The authority has engaged with other companies conducting clinical trials and expects to see more submissions soon as they hope to make their products available in South Africa.

She said that as regulators it was important for the organisation to be “enablers” of access but also to ensure that quality products reached the local market by following processes agreed to and aligned at a global level.

She said corners would not be cut and each application would be considered scientifically to ensure the quality, safety and efficacy of any Covid-19 vaccine in South Africa.

Professor Helen Rees, chairperson of the entity’s board and co-director of the Wits centre for vaccinology, said no licences had been approved in South Africa yet.

She said she expected a lot more results from clinical trials in the next few months but warned that low-middle countries like South Africa would not have the luxury of a slew of vaccines to choose from.

Rather there would be vaccines coming through in small quantities so it would be a matter of deciding who gets the vaccine.

The early target would not be children – who are usually the target group – but adults, such as healthcare workers who are on the front line, those over 65 and with comorbidities.

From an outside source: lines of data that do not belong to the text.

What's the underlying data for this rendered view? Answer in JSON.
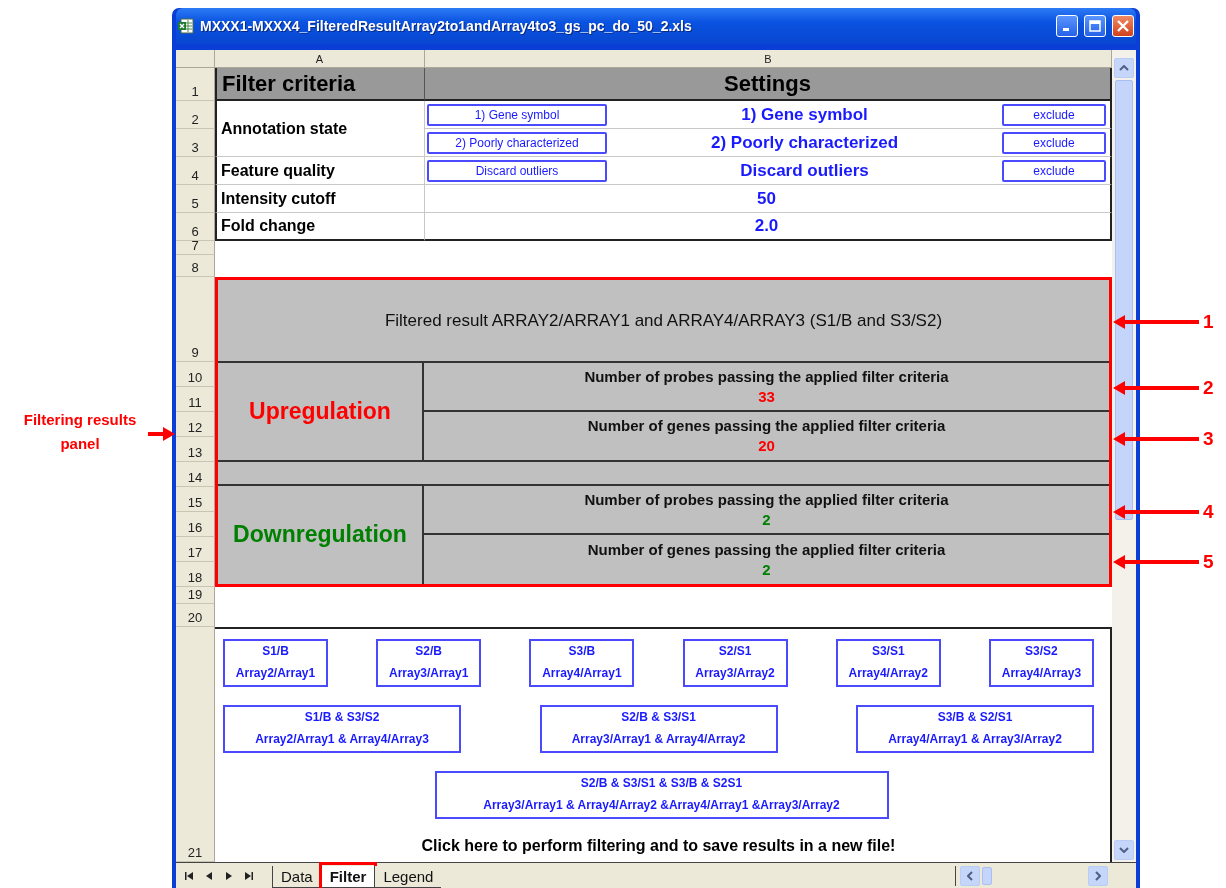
{
  "window": {
    "title": "MXXX1-MXXX4_FilteredResultArray2to1andArray4to3_gs_pc_do_50_2.xls"
  },
  "column_headers": [
    "A",
    "B"
  ],
  "row_numbers": [
    "1",
    "2",
    "3",
    "4",
    "5",
    "6",
    "7",
    "8",
    "9",
    "10",
    "11",
    "12",
    "13",
    "14",
    "15",
    "16",
    "17",
    "18",
    "19",
    "20",
    "21"
  ],
  "criteria": {
    "header": [
      "Filter criteria",
      "Settings"
    ],
    "rows": [
      {
        "label": "Annotation state",
        "settings": [
          {
            "button": "1) Gene symbol",
            "value": "1) Gene symbol",
            "action": "exclude"
          },
          {
            "button": "2) Poorly characterized",
            "value": "2) Poorly characterized",
            "action": "exclude"
          }
        ]
      },
      {
        "label": "Feature quality",
        "settings": [
          {
            "button": "Discard outliers",
            "value": "Discard outliers",
            "action": "exclude"
          }
        ]
      },
      {
        "label": "Intensity cutoff",
        "settings": [
          {
            "value": "50"
          }
        ]
      },
      {
        "label": "Fold change",
        "settings": [
          {
            "value": "2.0"
          }
        ]
      }
    ]
  },
  "results": {
    "title": "Filtered result ARRAY2/ARRAY1 and ARRAY4/ARRAY3 (S1/B and S3/S2)",
    "groups": [
      {
        "label": "Upregulation",
        "color": "#ff0000",
        "metrics": [
          {
            "label": "Number of probes passing the applied filter criteria",
            "value": "33"
          },
          {
            "label": "Number of genes passing the applied filter criteria",
            "value": "20"
          }
        ]
      },
      {
        "label": "Downregulation",
        "color": "#008000",
        "metrics": [
          {
            "label": "Number of probes passing the applied filter criteria",
            "value": "2"
          },
          {
            "label": "Number of genes passing the applied filter criteria",
            "value": "2"
          }
        ]
      }
    ]
  },
  "comparison_buttons": [
    [
      {
        "top": "S1/B",
        "bottom": "Array2/Array1"
      },
      {
        "top": "S2/B",
        "bottom": "Array3/Array1"
      },
      {
        "top": "S3/B",
        "bottom": "Array4/Array1"
      },
      {
        "top": "S2/S1",
        "bottom": "Array3/Array2"
      },
      {
        "top": "S3/S1",
        "bottom": "Array4/Array2"
      },
      {
        "top": "S3/S2",
        "bottom": "Array4/Array3"
      }
    ],
    [
      {
        "top": "S1/B & S3/S2",
        "bottom": "Array2/Array1 & Array4/Array3"
      },
      {
        "top": "S2/B & S3/S1",
        "bottom": "Array3/Array1 & Array4/Array2"
      },
      {
        "top": "S3/B & S2/S1",
        "bottom": "Array4/Array1 & Array3/Array2"
      }
    ],
    [
      {
        "top": "S2/B & S3/S1 & S3/B & S2S1",
        "bottom": "Array3/Array1 & Array4/Array2 &Array4/Array1 &Array3/Array2"
      }
    ]
  ],
  "footer": "Click here to perform filtering and to save results in a new file!",
  "sheet_tabs": [
    {
      "label": "Data",
      "selected": false,
      "highlighted": false
    },
    {
      "label": "Filter",
      "selected": true,
      "highlighted": true
    },
    {
      "label": "Legend",
      "selected": false,
      "highlighted": false
    }
  ],
  "annotations": {
    "panel_label": "Filtering results panel",
    "callouts": [
      "1",
      "2",
      "3",
      "4",
      "5"
    ]
  }
}
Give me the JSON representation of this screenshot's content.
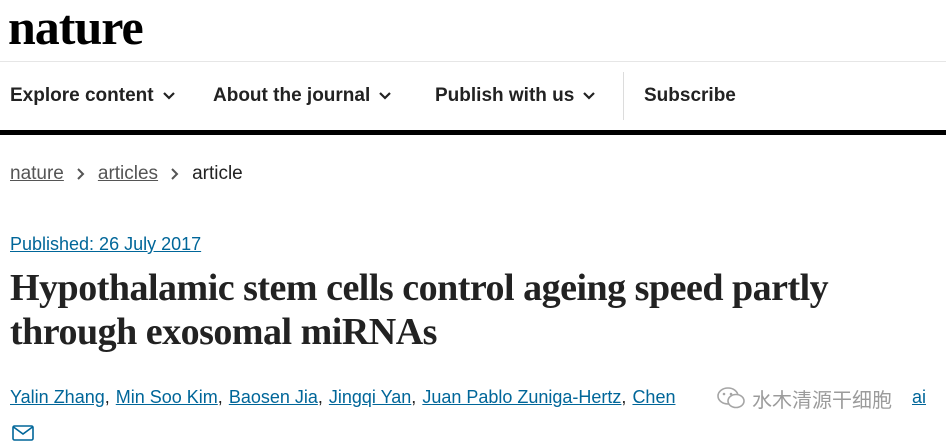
{
  "site": {
    "logo": "nature"
  },
  "nav": {
    "items": [
      {
        "label": "Explore content",
        "has_dropdown": true
      },
      {
        "label": "About the journal",
        "has_dropdown": true
      },
      {
        "label": "Publish with us",
        "has_dropdown": true
      },
      {
        "label": "Subscribe",
        "has_dropdown": false
      }
    ]
  },
  "breadcrumb": [
    {
      "label": "nature",
      "link": true
    },
    {
      "label": "articles",
      "link": true
    },
    {
      "label": "article",
      "link": false
    }
  ],
  "article": {
    "published": "Published: 26 July 2017",
    "title": "Hypothalamic stem cells control ageing speed partly through exosomal miRNAs",
    "authors": [
      "Yalin Zhang",
      "Min Soo Kim",
      "Baosen Jia",
      "Jingqi Yan",
      "Juan Pablo Zuniga-Hertz",
      "Chen"
    ],
    "authors_tail": "ai"
  },
  "watermark": {
    "text": "水木清源干细胞"
  },
  "colors": {
    "link": "#006699",
    "text": "#222222",
    "divider": "#000000"
  }
}
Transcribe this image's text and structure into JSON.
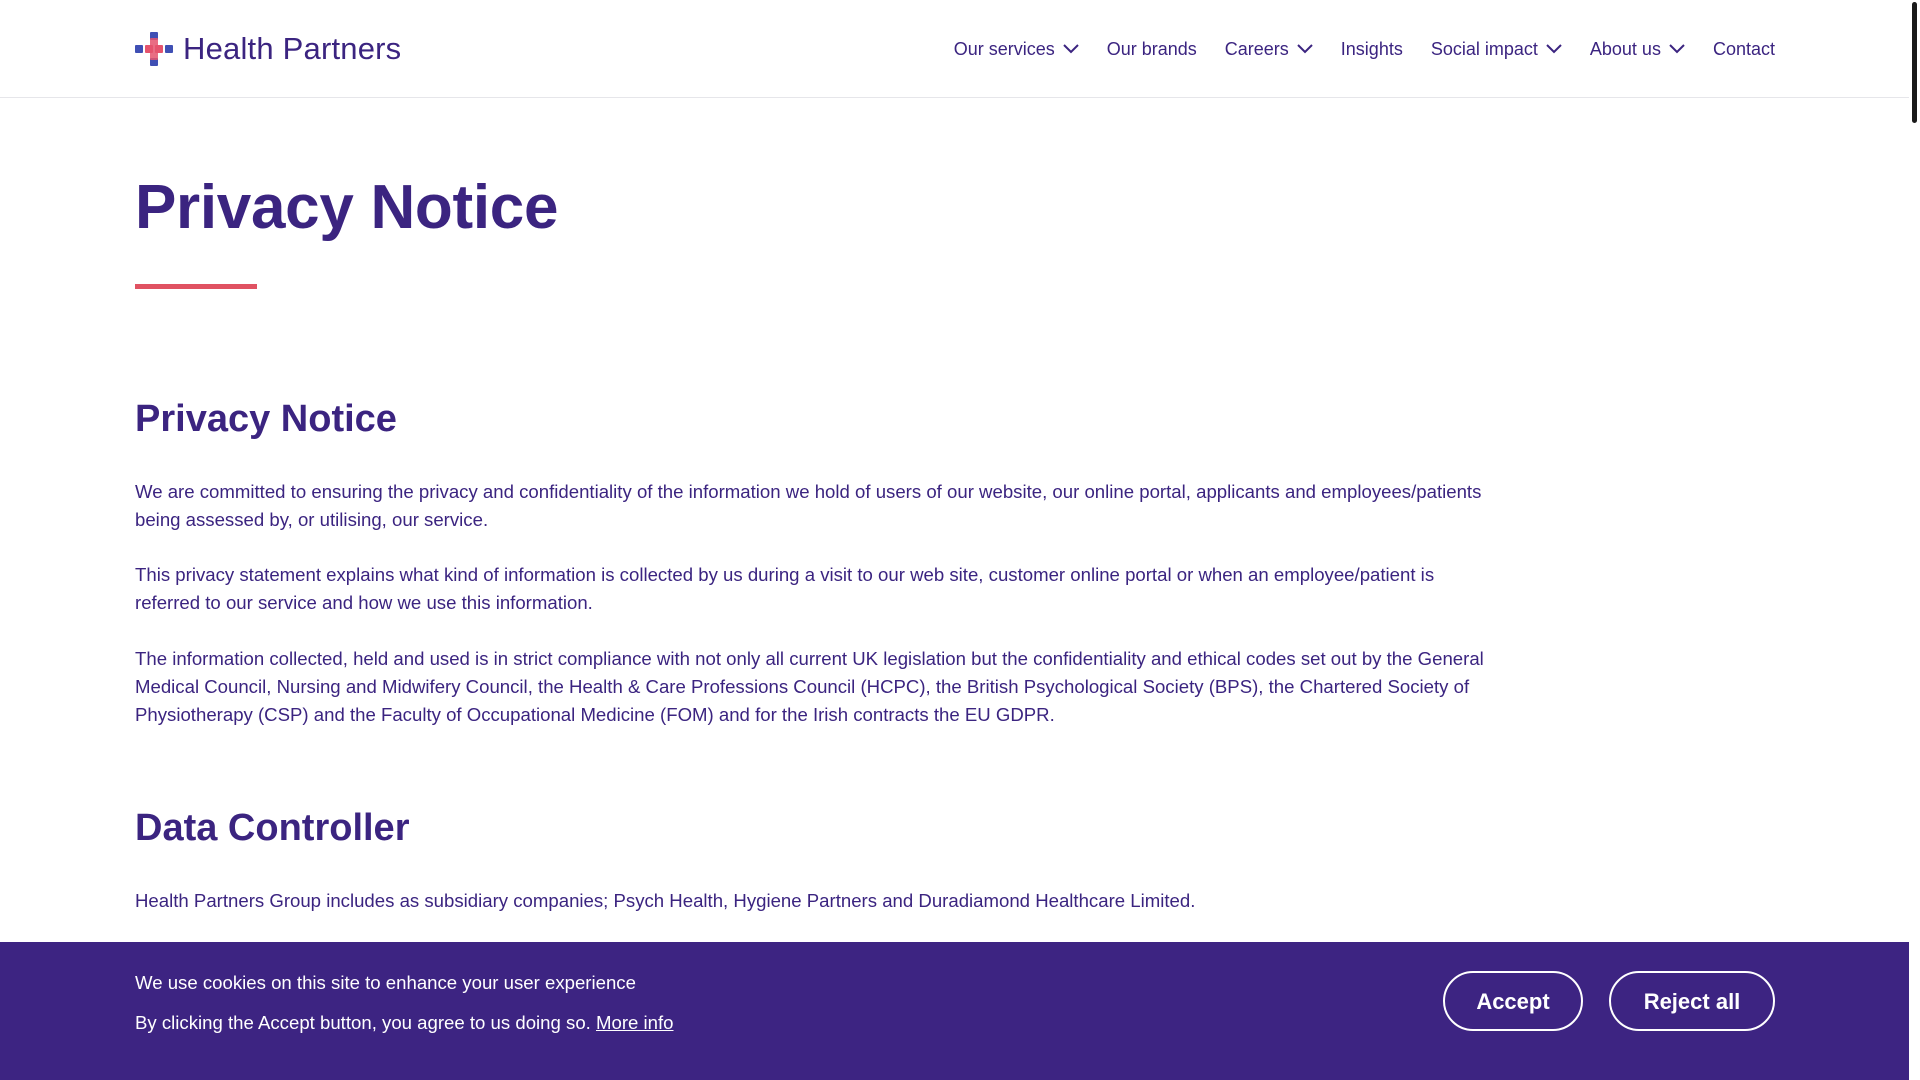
{
  "header": {
    "logo_text": "Health Partners",
    "nav": [
      {
        "label": "Our services",
        "has_dropdown": true
      },
      {
        "label": "Our brands",
        "has_dropdown": false
      },
      {
        "label": "Careers",
        "has_dropdown": true
      },
      {
        "label": "Insights",
        "has_dropdown": false
      },
      {
        "label": "Social impact",
        "has_dropdown": true
      },
      {
        "label": "About us",
        "has_dropdown": true
      },
      {
        "label": "Contact",
        "has_dropdown": false
      }
    ]
  },
  "main": {
    "page_title": "Privacy Notice",
    "sections": [
      {
        "heading": "Privacy Notice",
        "paragraphs": [
          "We are committed to ensuring the privacy and confidentiality of the information we hold of users of our website, our online portal, applicants and employees/patients being assessed by, or utilising, our service.",
          "This privacy statement explains what kind of information is collected by us during a visit to our web site, customer online portal or when an employee/patient is referred to our service and how we use this information.",
          "The information collected, held and used is in strict compliance with not only all current UK legislation but the confidentiality and ethical codes set out by the General Medical Council, Nursing and Midwifery Council, the Health & Care Professions Council (HCPC), the British Psychological Society (BPS), the Chartered Society of Physiotherapy (CSP) and the Faculty of Occupational Medicine (FOM) and for the Irish contracts the EU GDPR."
        ]
      },
      {
        "heading": "Data Controller",
        "paragraphs": [
          "Health Partners Group includes as subsidiary companies; Psych Health, Hygiene Partners and Duradiamond Healthcare Limited."
        ]
      }
    ]
  },
  "cookie_banner": {
    "line1": "We use cookies on this site to enhance your user experience",
    "line2": "By clicking the Accept button, you agree to us doing so.",
    "more_info": "More info",
    "accept_label": "Accept",
    "reject_label": "Reject all"
  },
  "colors": {
    "brand_purple": "#3b2480",
    "accent_red": "#e05262",
    "banner_bg": "#3d2482",
    "logo_blue": "#3f4fb4",
    "logo_pink": "#e5546d"
  }
}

Asked why ordinary citizens should take a vaccine for Covid-19, Semete referred to the huge impact vaccines have had in eradicating major diseases such as polio.

With the coronavirus, we were going through a second wave with talks of other countries going to experience a third wave, so it was not a disease which was going to go away simply by treating it.

Rees said the scientific and public health world, “with tiny exception”, endorsed a vaccine which, with clean water, “was probably the most important public health intervention that we have”.

Without a vaccine, she said the number of infections and deaths would just go up and up, and it was not practical to wait for 60-70% of the population to become infected to say we had herd immunity. “We absolutely need a vaccine; if you look at the numbers of people dying, the first thing is stop people getting ill and dying, and the second is to stop transmission,” she said.

Both spoke of the role the regulator in ensuring that any vaccine which is licenced or given a conditional approval had gone through rigorous scientific review “so we have full confidence in terms of safety, quality and efficacy”.